Book Memories of the Old Plantation Home

Download or read book Memories of the Old Plantation Home written by Laura Locoul Gore and published by . This book was released on 2000 with total page 180 pages. Available in PDF, EPUB and Kindle. Book excerpt: Details the daily life and major events of the inhabitants, both free and slave of her plantation.

Book The Cotton Plantation South Since the Civil War

Download or read book The Cotton Plantation South Since the Civil War written by Charles S. Aiken and published by JHU Press. This book was released on 2003-04-28 with total page 476 pages. Available in PDF, EPUB and Kindle. Book excerpt: Tracing the geographical changes in plantation agriculture and the plantation regions after 1865, Aiken shows how the altered landscape of the South has led many to the false conclusion that the plantation has vanished. In fact, he explains, while certain regions of the South have reverted to other uses, the cotton plantation survives in a form that is, in many ways, remarkably similar to that of its antebellum predecessors.

Book Remembering Enslavement

    Book Details:
  • Author : Amy E. Potter
  • Publisher : University of Georgia Press
  • Release : 2022-03-15
  • ISBN : 082036813X
  • Pages : 365 pages

Download or read book Remembering Enslavement written by Amy E. Potter and published by University of Georgia Press. This book was released on 2022-03-15 with total page 365 pages. Available in PDF, EPUB and Kindle. Book excerpt: Remembering Enslavement explores plantation museums as sites for contesting and reforming public interpretations of slavery in the American South. Emerging out of a three-year National Science Foundation grant (2014–17), the book turns a critical eye toward the growing inclusion of the formerly enslaved within these museums, specifically examining advances but also continuing inequalities in how they narrate and memorialize the formerly enslaved. Using assemblage theory as a framework, Remembering Enslavement offers an innovative approach for studying heritage sites, retelling and remapping the ways that slavery and the enslaved are included in southern plantation museums. It examines multiple plantation sites across geographic areas, considering the experiences of a diversity of actors: tourists, museum managers/owners, and tour guides/interpreters. This approach allows for an understanding of regional variations among plantation museums, narratives, and performances, as well as more in-depth study of the plantation tour experience and public interpretations. The authors conclude the book with a set of questions designed to help professionals reassemble plantation museum narratives and landscapes to more justly position the formerly enslaved at their center.

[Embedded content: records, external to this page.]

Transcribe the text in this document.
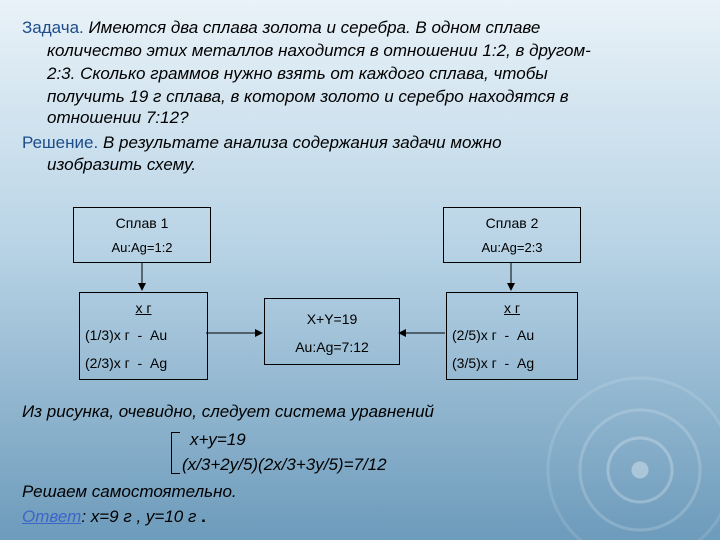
Задача. Имеются два сплава золота и серебра. В одном сплаве
количество этих металлов находится в отношении 1:2, в другом-
2:3. Сколько граммов нужно взять от каждого сплава, чтобы
получить 19 г сплава, в котором золото и серебро находятся в
отношении 7:12?
Решение. В результате анализа содержания задачи можно
изобразить схему.
Сплав 1
Au:Ag=1:2
Сплав 2
Au:Ag=2:3
х г
(1/3)х г  -  Au
(2/3)х г  -  Ag
Х+Y=19
Au:Ag=7:12
х г
(2/5)х г  -  Au
(3/5)х г  -  Ag
Из рисунка, очевидно, следует система уравнений
х+у=19
(х/3+2у/5)(2х/3+3у/5)=7/12
Решаем самостоятельно.
Ответ: х=9 г , у=10 г .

Book Paradise and Plantation

Download or read book Paradise and Plantation written by Ian Gregory Strachan and published by . This book was released on 2002 with total page 317 pages. Available in PDF, EPUB and Kindle. Book excerpt: Novelist and playwright Strachan (English, U. of Massachusetts- Dartmouth) identifies historical, political, economic, cultural, and geographical conditions that make his native Caribbean an ideal location for paradise, and discusses the means by which the idea has thrived among travel agents and their clients. Annotation (c)2003 Book News, Inc., Portland, OR (booknews.com).